Photo from Chef Cooke
A typical charcoal cook stove used in northern Madagascar weighs as much as two cans of green beans, give or take a few grams, and is constructed from a similar type of metal.
To the neophyte, the cook stove resembles a small stool. The stove has handle and can be easily transported. It sits upon a circular or square base and is buttressed by a column filled with charcoal. The “burner” resembles a large salad bowl. It is worth noting that there are few fresh salads here. It is too hot to grow them. Carrots, cucumbers, green beans or lettuce are trucked in from more temperate locales. They are considered delicacies.
On my first day in Madagascar, I sat down on one of the stools, ahem, stoves in the large open-air market. The mpivarotras, or salesladies, were aghast. They loved it. Who sits down on a stove? they wondered. I was taking a rest, I tried to explain. Negotiating for tomatoes, onions, garlic and dried fish in Malagasy can be trying business.
They teased me for what seemed like forever.
How to light a Malagasy stove? Go outside. Fill with charcoal. Splash with diesel fuel. Flick a match. Douse with patience. Swing stove from side to side, like a pendulum, allowing the oxygen to permeate coals. You will resemble the local priest with his incense burner. You will utter some magical incantations of your own. They will unfit to print.
Most cooking takes place on the tokontany, or yard, where ingredients like rice, dried white beans, grilled fish and zebu meat will boil, smolder and steam for hours in the open air.

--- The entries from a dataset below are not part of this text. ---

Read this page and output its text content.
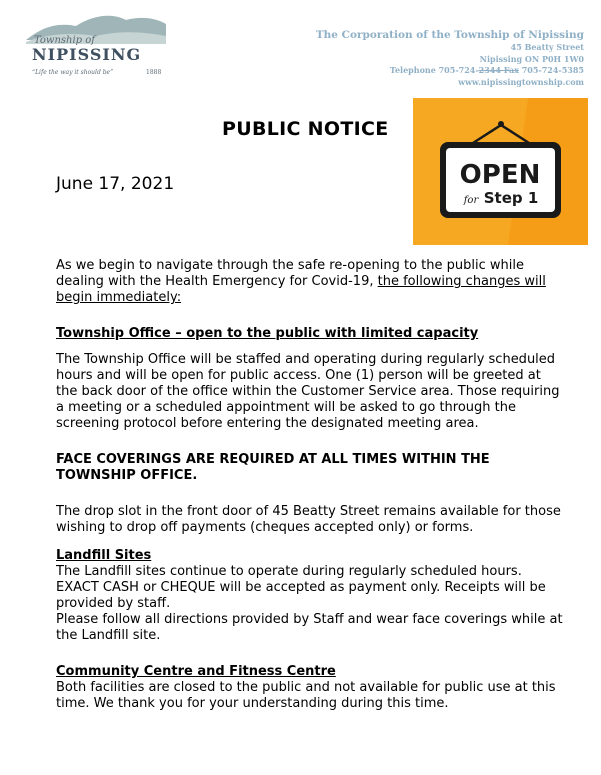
Township of
NIPISSING
“Life the way it should be”	1888
The Corporation of the Township of Nipissing
45 Beatty Street
Nipissing ON P0H 1W0
Telephone 705-724-2344 Fax 705-724-5385
www.nipissingtownship.com
PUBLIC NOTICE
June 17, 2021	OPEN
for Step 1

As we begin to navigate through the safe re-opening to the public while dealing with the Health Emergency for Covid-19, the following changes will begin immediately:

Township Office – open to the public with limited capacity

The Township Office will be staffed and operating during regularly scheduled hours and will be open for public access. One (1) person will be greeted at the back door of the office within the Customer Service area. Those requiring a meeting or a scheduled appointment will be asked to go through the screening protocol before entering the designated meeting area.

FACE COVERINGS ARE REQUIRED AT ALL TIMES WITHIN THE TOWNSHIP OFFICE.

The drop slot in the front door of 45 Beatty Street remains available for those wishing to drop off payments (cheques accepted only) or forms.

Landfill Sites

The Landfill sites continue to operate during regularly scheduled hours. EXACT CASH or CHEQUE will be accepted as payment only. Receipts will be provided by staff.

Please follow all directions provided by Staff and wear face coverings while at the Landfill site.

Community Centre and Fitness Centre

Both facilities are closed to the public and not available for public use at this time. We thank you for your understanding during this time.
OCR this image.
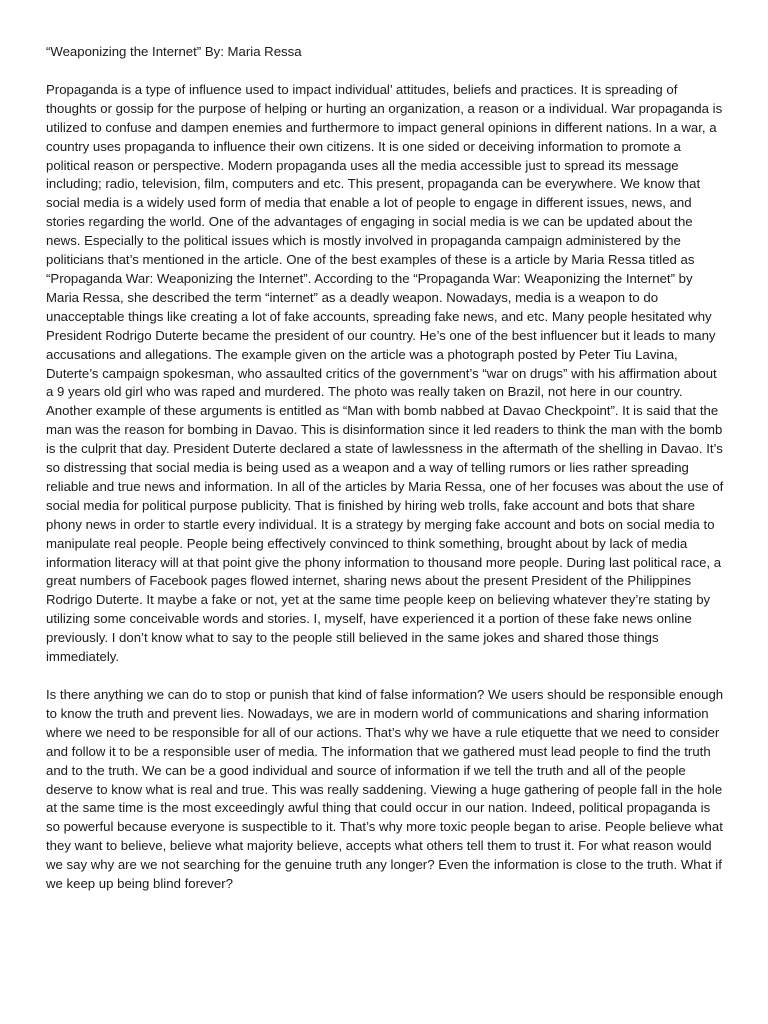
“Weaponizing the Internet” By: Maria Ressa

Propaganda is a type of influence used to impact individual’ attitudes, beliefs and practices. It is spreading of thoughts or gossip for the purpose of helping or hurting an organization, a reason or a individual. War propaganda is utilized to confuse and dampen enemies and furthermore to impact general opinions in different nations. In a war, a country uses propaganda to influence their own citizens. It is one sided or deceiving information to promote a political reason or perspective. Modern propaganda uses all the media accessible just to spread its message including; radio, television, film, computers and etc. This present, propaganda can be everywhere. We know that social media is a widely used form of media that enable a lot of people to engage in different issues, news, and stories regarding the world. One of the advantages of engaging in social media is we can be updated about the news. Especially to the political issues which is mostly involved in propaganda campaign administered by the politicians that’s mentioned in the article. One of the best examples of these is a article by Maria Ressa titled as “Propaganda War: Weaponizing the Internet”. According to the “Propaganda War: Weaponizing the Internet” by Maria Ressa, she described the term “internet” as a deadly weapon. Nowadays, media is a weapon to do unacceptable things like creating a lot of fake accounts, spreading fake news, and etc. Many people hesitated why President Rodrigo Duterte became the president of our country. He’s one of the best influencer but it leads to many accusations and allegations. The example given on the article was a photograph posted by Peter Tiu Lavina, Duterte’s campaign spokesman, who assaulted critics of the government’s “war on drugs” with his affirmation about a 9 years old girl who was raped and murdered. The photo was really taken on Brazil, not here in our country. Another example of these arguments is entitled as “Man with bomb nabbed at Davao Checkpoint”. It is said that the man was the reason for bombing in Davao. This is disinformation since it led readers to think the man with the bomb is the culprit that day. President Duterte declared a state of lawlessness in the aftermath of the shelling in Davao. It’s so distressing that social media is being used as a weapon and a way of telling rumors or lies rather spreading reliable and true news and information. In all of the articles by Maria Ressa, one of her focuses was about the use of social media for political purpose publicity. That is finished by hiring web trolls, fake account and bots that share phony news in order to startle every individual. It is a strategy by merging fake account and bots on social media to manipulate real people. People being effectively convinced to think something, brought about by lack of media information literacy will at that point give the phony information to thousand more people. During last political race, a great numbers of Facebook pages flowed internet, sharing news about the present President of the Philippines Rodrigo Duterte. It maybe a fake or not, yet at the same time people keep on believing whatever they’re stating by utilizing some conceivable words and stories. I, myself, have experienced it a portion of these fake news online previously. I don’t know what to say to the people still believed in the same jokes and shared those things immediately.

Is there anything we can do to stop or punish that kind of false information? We users should be responsible enough to know the truth and prevent lies. Nowadays, we are in modern world of communications and sharing information where we need to be responsible for all of our actions. That’s why we have a rule etiquette that we need to consider and follow it to be a responsible user of media. The information that we gathered must lead people to find the truth and to the truth. We can be a good individual and source of information if we tell the truth and all of the people deserve to know what is real and true. This was really saddening. Viewing a huge gathering of people fall in the hole at the same time is the most exceedingly awful thing that could occur in our nation. Indeed, political propaganda is so powerful because everyone is suspectible to it. That’s why more toxic people began to arise. People believe what they want to believe, believe what majority believe, accepts what others tell them to trust it. For what reason would we say why are we not searching for the genuine truth any longer? Even the information is close to the truth. What if we keep up being blind forever?
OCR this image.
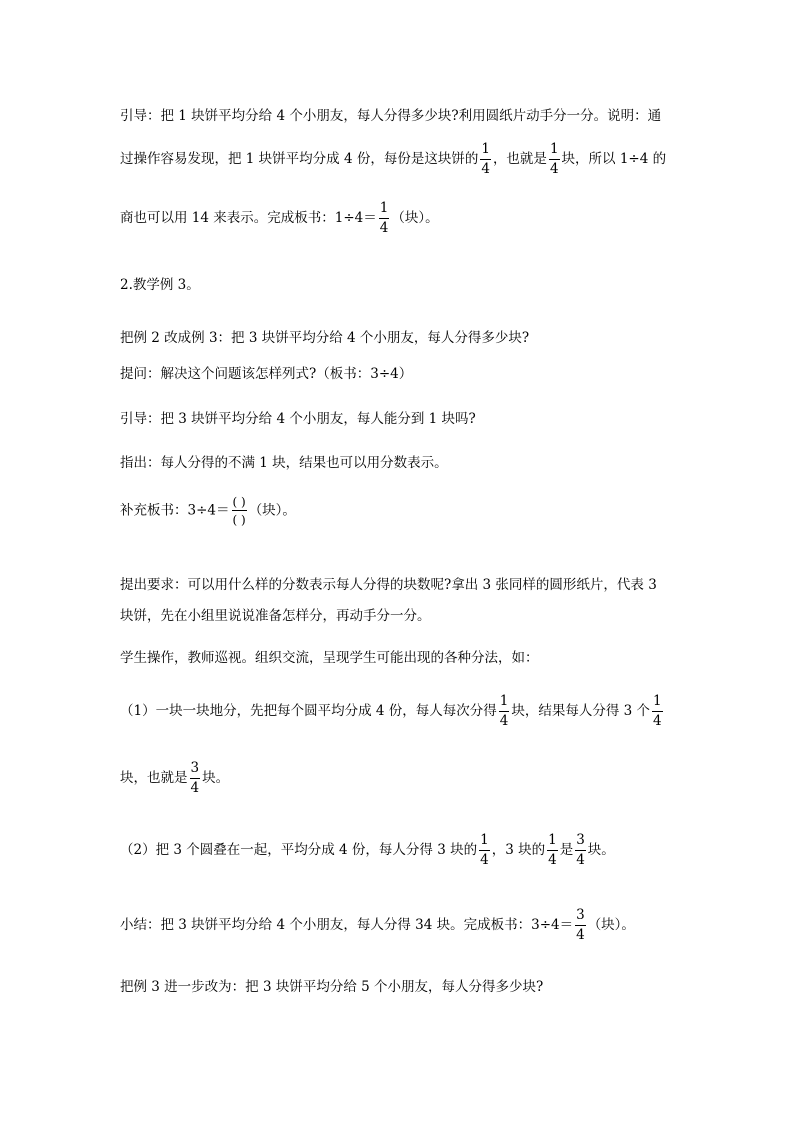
引导：把 1 块饼平均分给 4 个小朋友，每人分得多少块?利用圆纸片动手分一分。说明：通
过操作容易发现，把 1 块饼平均分成 4 份，每份是这块饼的 $\frac{1}{4}$ ，也就是 $\frac{1}{4}$ 块，所以 1÷4 的
商也可以用 14 来表示。完成板书：$1\div 4= \frac{1}{4}$ （块）。
2.教学例 3。
把例 2 改成例 3：把 3 块饼平均分给 4 个小朋友，每人分得多少块?
提问：解决这个问题该怎样列式?（板书：3÷4）
引导：把 3 块饼平均分给 4 个小朋友，每人能分到 1 块吗?
指出：每人分得的不满 1 块，结果也可以用分数表示。
补充板书：$3\div 4= \frac{( )}{( )}$ （块）。
提出要求：可以用什么样的分数表示每人分得的块数呢?拿出 3 张同样的圆形纸片，代表 3
块饼，先在小组里说说准备怎样分，再动手分一分。
学生操作，教师巡视。组织交流，呈现学生可能出现的各种分法，如：
（1）一块一块地分，先把每个圆平均分成 4 份，每人每次分得 $\frac{1}{4}$ 块，结果每人分得 3 个 $\frac{1}{4}$
块，也就是 $\frac{3}{4}$ 块。
（2）把 3 个圆叠在一起，平均分成 4 份，每人分得 3 块的 $\frac{1}{4}$ ，3 块的 $\frac{1}{4}$ 是 $\frac{3}{4}$ 块。
小结：把 3 块饼平均分给 4 个小朋友，每人分得 34 块。完成板书：$3\div 4= \frac{3}{4}$ （块）。
把例 3 进一步改为：把 3 块饼平均分给 5 个小朋友，每人分得多少块?
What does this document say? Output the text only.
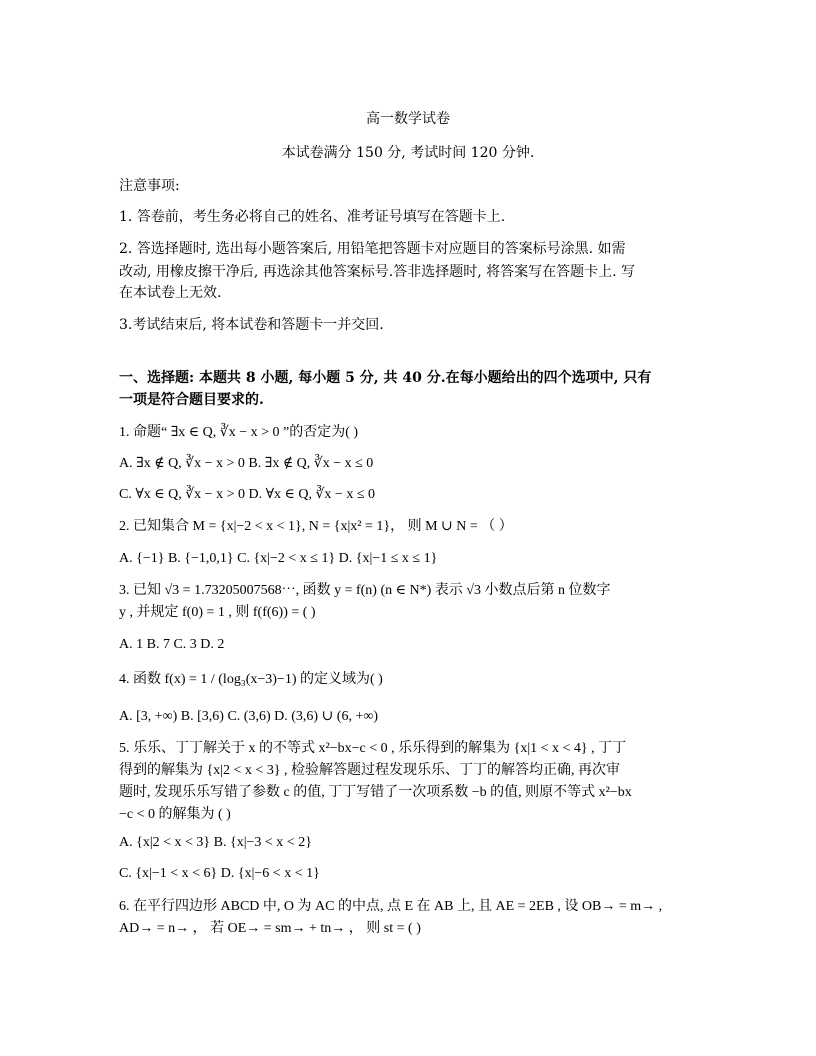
高一数学试卷
本试卷满分 150 分, 考试时间 120 分钟.
注意事项:
1. 答卷前，考生务必将自己的姓名、准考证号填写在答题卡上.
2. 答选择题时, 选出每小题答案后, 用铅笔把答题卡对应题目的答案标号涂黑. 如需
改动, 用橡皮擦干净后, 再选涂其他答案标号.答非选择题时, 将答案写在答题卡上. 写
在本试卷上无效.
3.考试结束后, 将本试卷和答题卡一并交回.
一、选择题: 本题共 8 小题, 每小题 5 分, 共 40 分.在每小题给出的四个选项中, 只有
一项是符合题目要求的.
1. 命题“ ∃x ∈ Q, ∛x − x > 0 ”的否定为( )
A. ∃x ∉ Q, ∛x − x > 0 B. ∃x ∉ Q, ∛x − x ≤ 0
C. ∀x ∈ Q, ∛x − x > 0 D. ∀x ∈ Q, ∛x − x ≤ 0
2. 已知集合 M = {x|−2 < x < 1}, N = {x|x² = 1}， 则 M ∪ N = （ ）
A. {−1} B. {−1,0,1} C. {x|−2 < x ≤ 1} D. {x|−1 ≤ x ≤ 1}
3. 已知 √3 = 1.73205007568⋯, 函数 y = f(n) (n ∈ N*) 表示 √3 小数点后第 n 位数字
y , 并规定 f(0) = 1 , 则 f(f(6)) = ( )
A. 1 B. 7 C. 3 D. 2
4. 函数 f(x) = 1 / (log₃(x−3)−1) 的定义域为( )
A. [3, +∞) B. [3,6) C. (3,6) D. (3,6) ∪ (6, +∞)
5. 乐乐、丁丁解关于 x 的不等式 x²−bx−c < 0 , 乐乐得到的解集为 {x|1 < x < 4} , 丁丁
得到的解集为 {x|2 < x < 3} , 检验解答题过程发现乐乐、丁丁的解答均正确, 再次审
题时, 发现乐乐写错了参数 c 的值, 丁丁写错了一次项系数 −b 的值, 则原不等式 x²−bx
−c < 0 的解集为 ( )
A. {x|2 < x < 3} B. {x|−3 < x < 2}
C. {x|−1 < x < 6} D. {x|−6 < x < 1}
6. 在平行四边形 ABCD 中, O 为 AC 的中点, 点 E 在 AB 上, 且 AE = 2EB , 设 OB→ = m→ ,
AD→ = n→ ， 若 OE→ = sm→ + tn→ ， 则 st = ( )
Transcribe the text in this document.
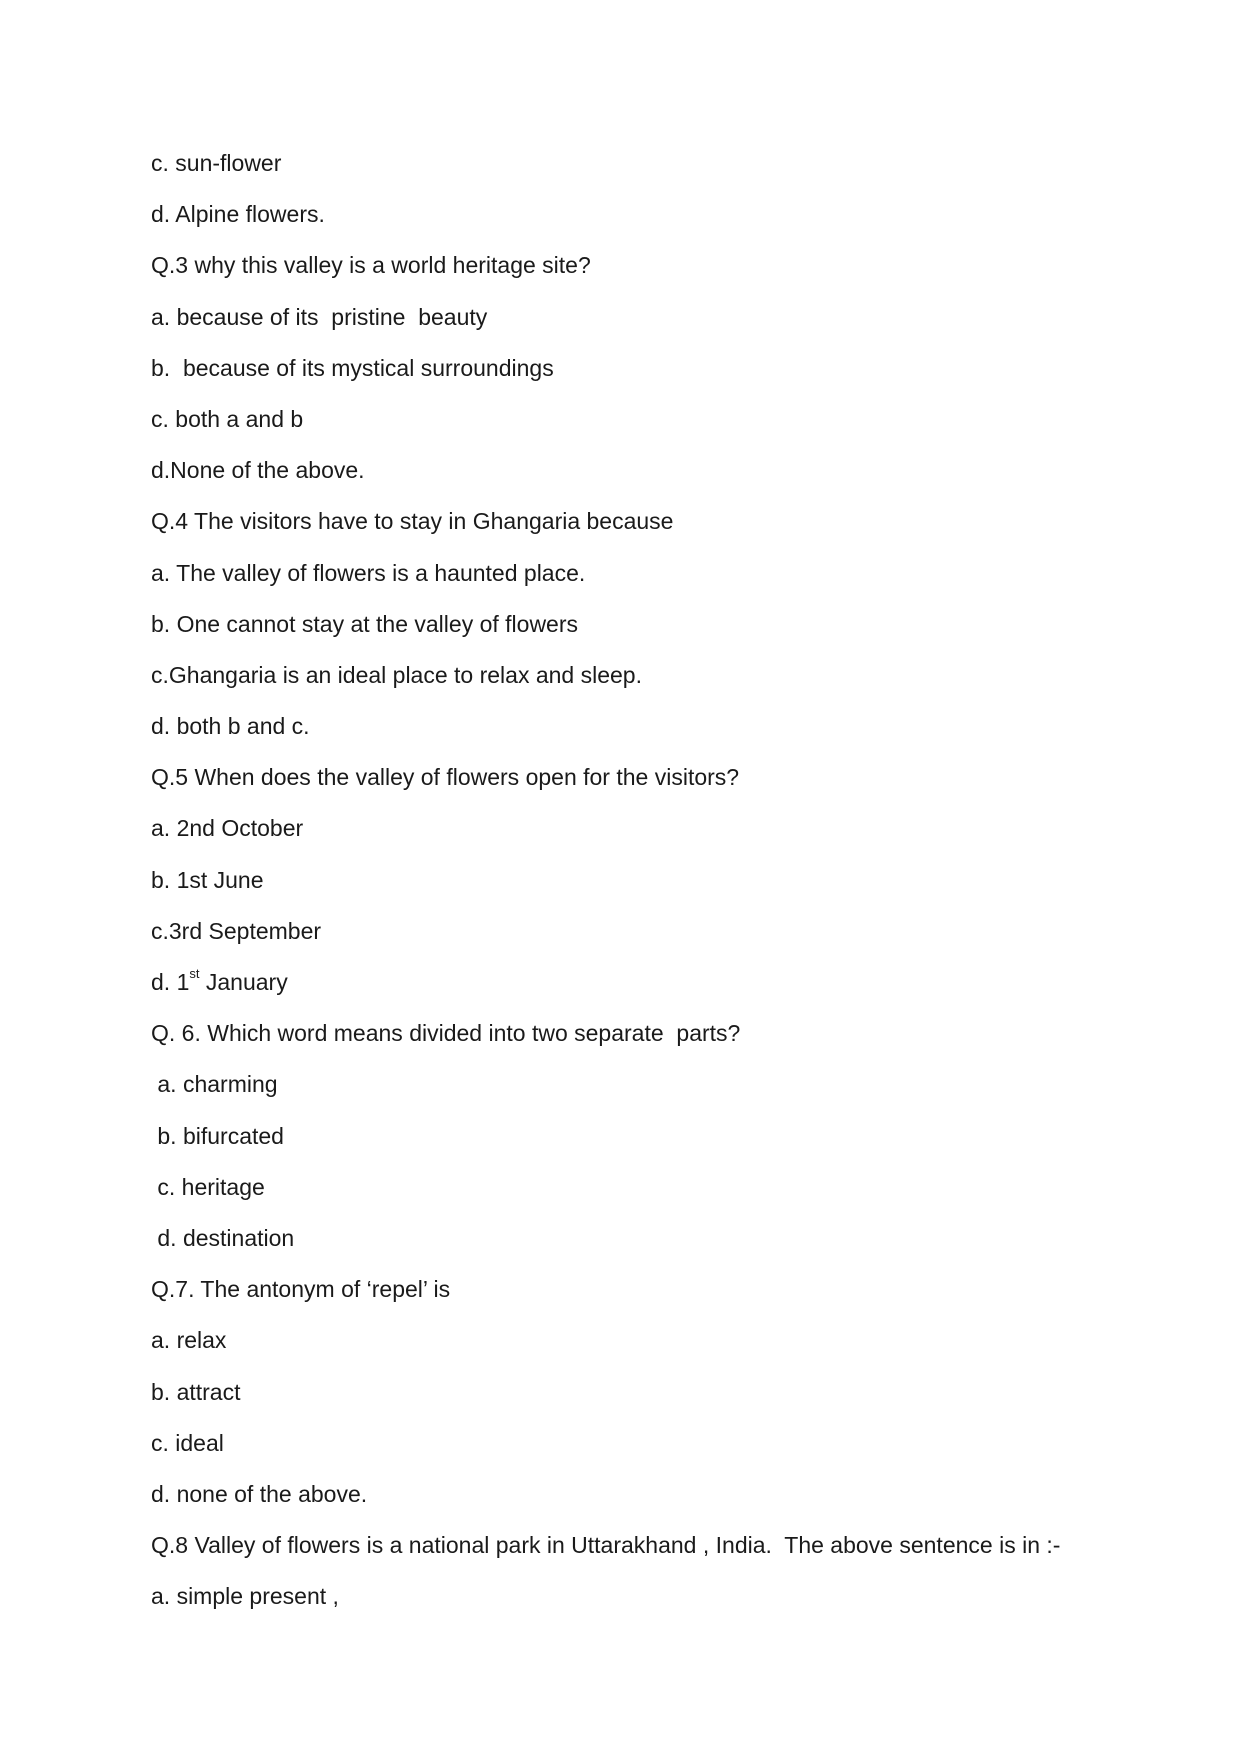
c. sun-flower
d. Alpine flowers.
Q.3 why this valley is a world heritage site?
a. because of its  pristine  beauty
b.  because of its mystical surroundings
c. both a and b
d.None of the above.
Q.4 The visitors have to stay in Ghangaria because
a. The valley of flowers is a haunted place.
b. One cannot stay at the valley of flowers
c.Ghangaria is an ideal place to relax and sleep.
d. both b and c.
Q.5 When does the valley of flowers open for the visitors?
a. 2nd October
b. 1st June
c.3rd September
d. 1st January
Q. 6. Which word means divided into two separate  parts?
a. charming
b. bifurcated
c. heritage
d. destination
Q.7. The antonym of ‘repel’ is
a. relax
b. attract
c. ideal
d. none of the above.
Q.8 Valley of flowers is a national park in Uttarakhand , India.  The above sentence is in :-
a. simple present ,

Many years later, you will catch a whiff of someone’s backyard barbecue. The smoke and diesel fuel ignites that ancient part of the brain. There was something meditative, you think, about those months swinging the stove in tropical twilight, all the while longing for a microwave. You will remember how, the first time, it took two hours to light. The second time? An hour and a half. After much trial and error, you were proudly able to light the stove in thirty minutes. You will recall your six year-old neighbor preparing her family’s stove in under five minutes. You will jettison any conception that the world is fair.
You will feel guilty. Many trees are felled for cooking fuel on the Big Red Island. This causes deforestation, which contributes to erosion. From the air, Madagascar seems to be disappearing into the ocean.